Ce film et la serie n'ont rien a voir. C'est deux style completement differents.

rafe547
25/02/2021 à 10:09

Y a plus la magie et puis guy williams c'était autre chose, même tyron power.

Flash
25/02/2021 à 07:47

Bon film, mais pas du tout la référence en la matière.

Marvelleux
25/02/2021 à 00:40

Dommage qu'il n'y ait pas eu de troisième volet

Ethan
24/02/2021 à 20:20

Qui nous chante la chanson :)

Ethan
24/02/2021 à 20:18

Je n'ai jamais vu le film, l'occasion ne s'est pas encore présentée. Mais j'imagine qui doit être bien. Le problème sur Zorro et je dis ça pour un bien c'est que la série des années 60 a toujours été d'actualité dans l'esprit des gens. Martin Campbell super cinéaste, ce serait cool qu'il réalise un troisième james bond

rientintinchti
24/02/2021 à 19:07

Film excellent qui renoue avec l'âge d'or du film de cape et d'épée mais surtout qui propose une très belle histoire et une idée astucieuse de transmission.
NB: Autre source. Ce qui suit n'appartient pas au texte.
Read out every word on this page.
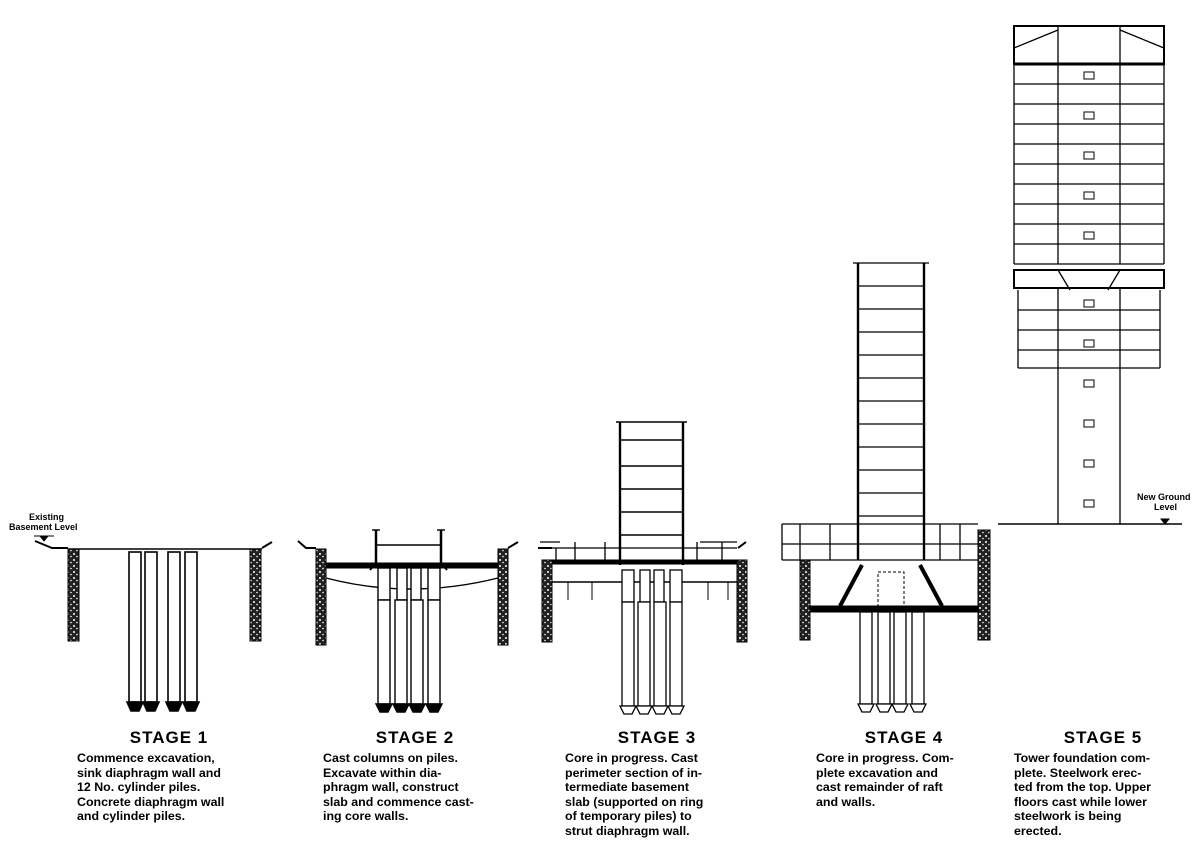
Existing
Basement Level
New Ground
Level

STAGE 1

Commence excavation,
sink diaphragm wall and
12 No. cylinder piles.
Concrete diaphragm wall
and cylinder piles.

STAGE 2

Cast columns on piles.
Excavate within dia-
phragm wall, construct
slab and commence cast-
ing core walls.

STAGE 3

Core in progress. Cast
perimeter section of in-
termediate basement
slab (supported on ring
of temporary piles) to
strut diaphragm wall.

STAGE 4

Core in progress. Com-
plete excavation and
cast remainder of raft
and walls.

STAGE 5

Tower foundation com-
plete. Steelwork erec-
ted from the top. Upper
floors cast while lower
steelwork is being
erected.
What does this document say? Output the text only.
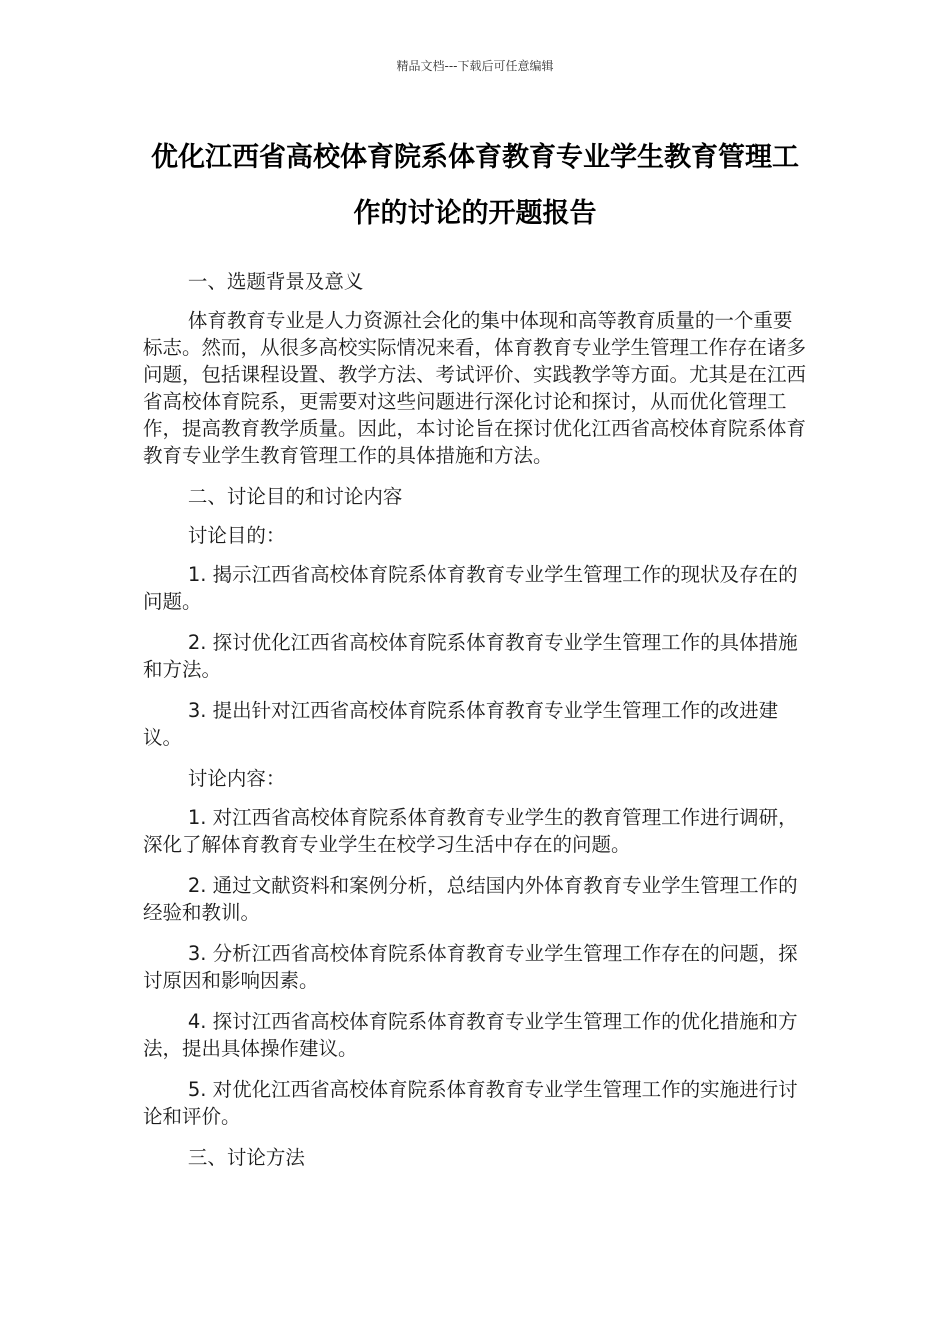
精品文档---下载后可任意编辑
优化江西省高校体育院系体育教育专业学生教育管理工作的讨论的开题报告

一、选题背景及意义

体育教育专业是人力资源社会化的集中体现和高等教育质量的一个重要标志。然而，从很多高校实际情况来看，体育教育专业学生管理工作存在诸多问题，包括课程设置、教学方法、考试评价、实践教学等方面。尤其是在江西省高校体育院系，更需要对这些问题进行深化讨论和探讨，从而优化管理工作，提高教育教学质量。因此，本讨论旨在探讨优化江西省高校体育院系体育教育专业学生教育管理工作的具体措施和方法。

二、讨论目的和讨论内容

讨论目的：

1. 揭示江西省高校体育院系体育教育专业学生管理工作的现状及存在的问题。

2. 探讨优化江西省高校体育院系体育教育专业学生管理工作的具体措施和方法。

3. 提出针对江西省高校体育院系体育教育专业学生管理工作的改进建议。

讨论内容：

1. 对江西省高校体育院系体育教育专业学生的教育管理工作进行调研，深化了解体育教育专业学生在校学习生活中存在的问题。

2. 通过文献资料和案例分析，总结国内外体育教育专业学生管理工作的经验和教训。

3. 分析江西省高校体育院系体育教育专业学生管理工作存在的问题，探讨原因和影响因素。

4. 探讨江西省高校体育院系体育教育专业学生管理工作的优化措施和方法，提出具体操作建议。

5. 对优化江西省高校体育院系体育教育专业学生管理工作的实施进行讨论和评价。

三、讨论方法
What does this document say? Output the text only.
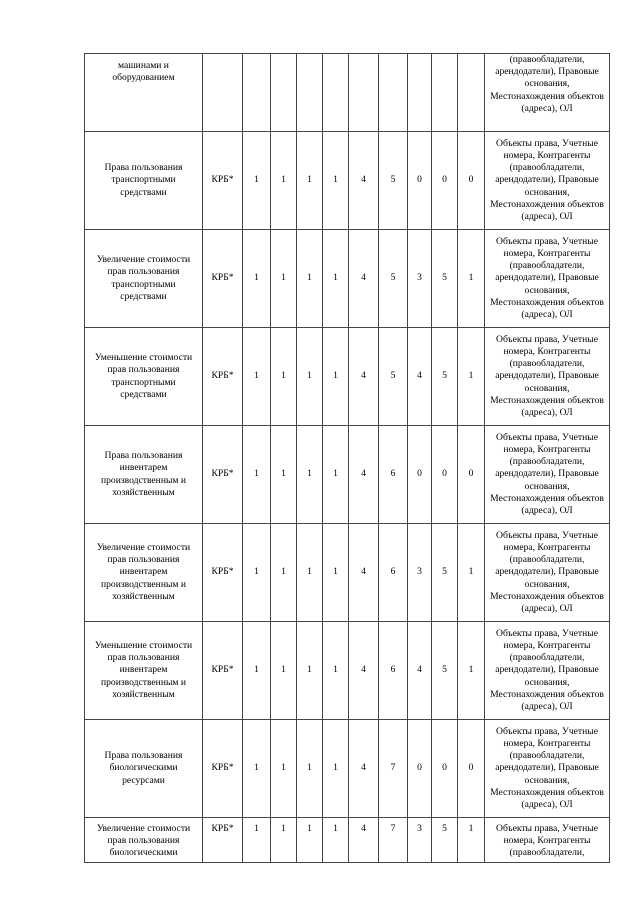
машинами и оборудованием											(правообладатели, арендодатели), Правовые основания, Местонахождения объектов (адреса), ОЛ
Права пользования транспортными средствами	КРБ*	1	1	1	1	4	5	0	0	0	Объекты права, Учетные номера, Контрагенты (правообладатели, арендодатели), Правовые основания, Местонахождения объектов (адреса), ОЛ
Увеличение стоимости прав пользования транспортными средствами	КРБ*	1	1	1	1	4	5	3	5	1	Объекты права, Учетные номера, Контрагенты (правообладатели, арендодатели), Правовые основания, Местонахождения объектов (адреса), ОЛ
Уменьшение стоимости прав пользования транспортными средствами	КРБ*	1	1	1	1	4	5	4	5	1	Объекты права, Учетные номера, Контрагенты (правообладатели, арендодатели), Правовые основания, Местонахождения объектов (адреса), ОЛ
Права пользования инвентарем производственным и хозяйственным	КРБ*	1	1	1	1	4	6	0	0	0	Объекты права, Учетные номера, Контрагенты (правообладатели, арендодатели), Правовые основания, Местонахождения объектов (адреса), ОЛ
Увеличение стоимости прав пользования инвентарем производственным и хозяйственным	КРБ*	1	1	1	1	4	6	3	5	1	Объекты права, Учетные номера, Контрагенты (правообладатели, арендодатели), Правовые основания, Местонахождения объектов (адреса), ОЛ
Уменьшение стоимости прав пользования инвентарем производственным и хозяйственным	КРБ*	1	1	1	1	4	6	4	5	1	Объекты права, Учетные номера, Контрагенты (правообладатели, арендодатели), Правовые основания, Местонахождения объектов (адреса), ОЛ
Права пользования биологическими ресурсами	КРБ*	1	1	1	1	4	7	0	0	0	Объекты права, Учетные номера, Контрагенты (правообладатели, арендодатели), Правовые основания, Местонахождения объектов (адреса), ОЛ
Увеличение стоимости прав пользования биологическими	КРБ*	1	1	1	1	4	7	3	5	1	Объекты права, Учетные номера, Контрагенты (правообладатели,
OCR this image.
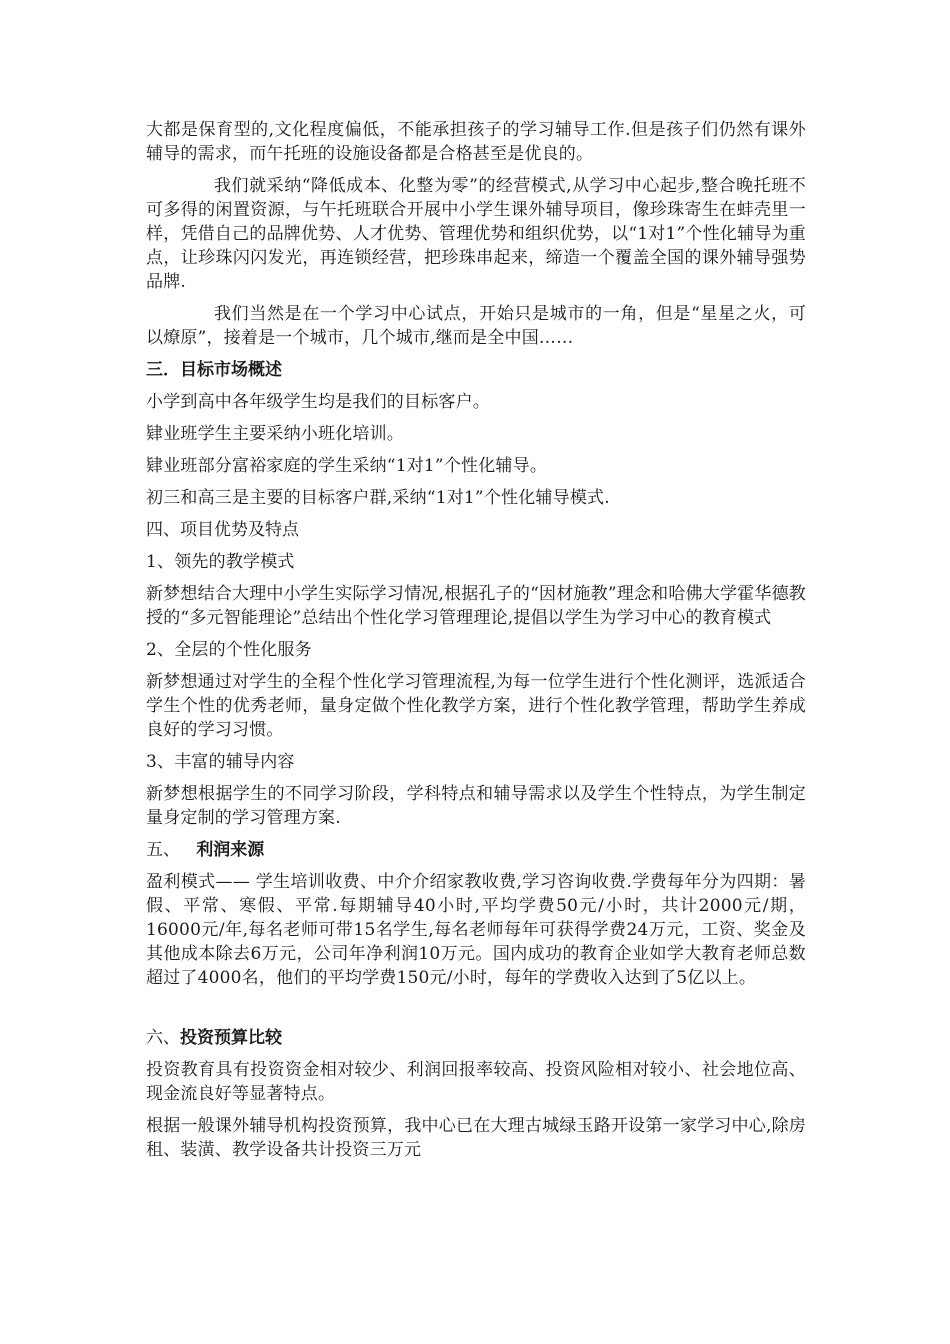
大都是保育型的,文化程度偏低，不能承担孩子的学习辅导工作.但是孩子们仍然有课外辅导的需求，而午托班的设施设备都是合格甚至是优良的。

我们就采纳“降低成本、化整为零”的经营模式,从学习中心起步,整合晚托班不可多得的闲置资源，与午托班联合开展中小学生课外辅导项目，像珍珠寄生在蚌壳里一样，凭借自己的品牌优势、人才优势、管理优势和组织优势，以“1对1”个性化辅导为重点，让珍珠闪闪发光，再连锁经营，把珍珠串起来，缔造一个覆盖全国的课外辅导强势品牌.

我们当然是在一个学习中心试点，开始只是城市的一角，但是“星星之火，可以燎原”，接着是一个城市，几个城市,继而是全中国……

三．目标市场概述

小学到高中各年级学生均是我们的目标客户。

肄业班学生主要采纳小班化培训。

肄业班部分富裕家庭的学生采纳“1对1”个性化辅导。

初三和高三是主要的目标客户群,采纳“1对1”个性化辅导模式.

四、项目优势及特点

1、领先的教学模式

新梦想结合大理中小学生实际学习情况,根据孔子的“因材施教”理念和哈佛大学霍华德教授的“多元智能理论”总结出个性化学习管理理论,提倡以学生为学习中心的教育模式

2、全层的个性化服务

新梦想通过对学生的全程个性化学习管理流程,为每一位学生进行个性化测评，选派适合学生个性的优秀老师，量身定做个性化教学方案，进行个性化教学管理，帮助学生养成良好的学习习惯。

3、丰富的辅导内容

新梦想根据学生的不同学习阶段，学科特点和辅导需求以及学生个性特点，为学生制定量身定制的学习管理方案.

五、 利润来源

盈利模式—— 学生培训收费、中介介绍家教收费,学习咨询收费.学费每年分为四期：暑假、平常、寒假、平常.每期辅导40小时,平均学费50元/小时，共计2000元/期，16000元/年,每名老师可带15名学生,每名老师每年可获得学费24万元，工资、奖金及其他成本除去6万元，公司年净利润10万元。国内成功的教育企业如学大教育老师总数超过了4000名，他们的平均学费150元/小时，每年的学费收入达到了5亿以上。

六、投资预算比较

投资教育具有投资资金相对较少、利润回报率较高、投资风险相对较小、社会地位高、现金流良好等显著特点。

根据一般课外辅导机构投资预算，我中心已在大理古城绿玉路开设第一家学习中心,除房租、装潢、教学设备共计投资三万元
L'un des meilleurs films de cape et d'épée avec Scaramouche de George Sydney.

dahomey
24/02/2021 à 15:12

je ne saurais dire et lire mieux !!!! c('est exactement ça, j'avais trouvé ca extrêmes moderne alors que cela reprenait tout les standards connus en plus !

Myst
24/02/2021 à 15:07

Film incroyable avec tous les ingedients necessaire (de la realisation, aux acteurs en passant par la musique et le scenario). Il restera toujours dans le top 10 de mes films preférés.

Eddie Felson
24/02/2021 à 14:30

+1 avec cette rehab’ d’un classique dont les saveurs éternelles ne se révèlent qu’au fil du temps.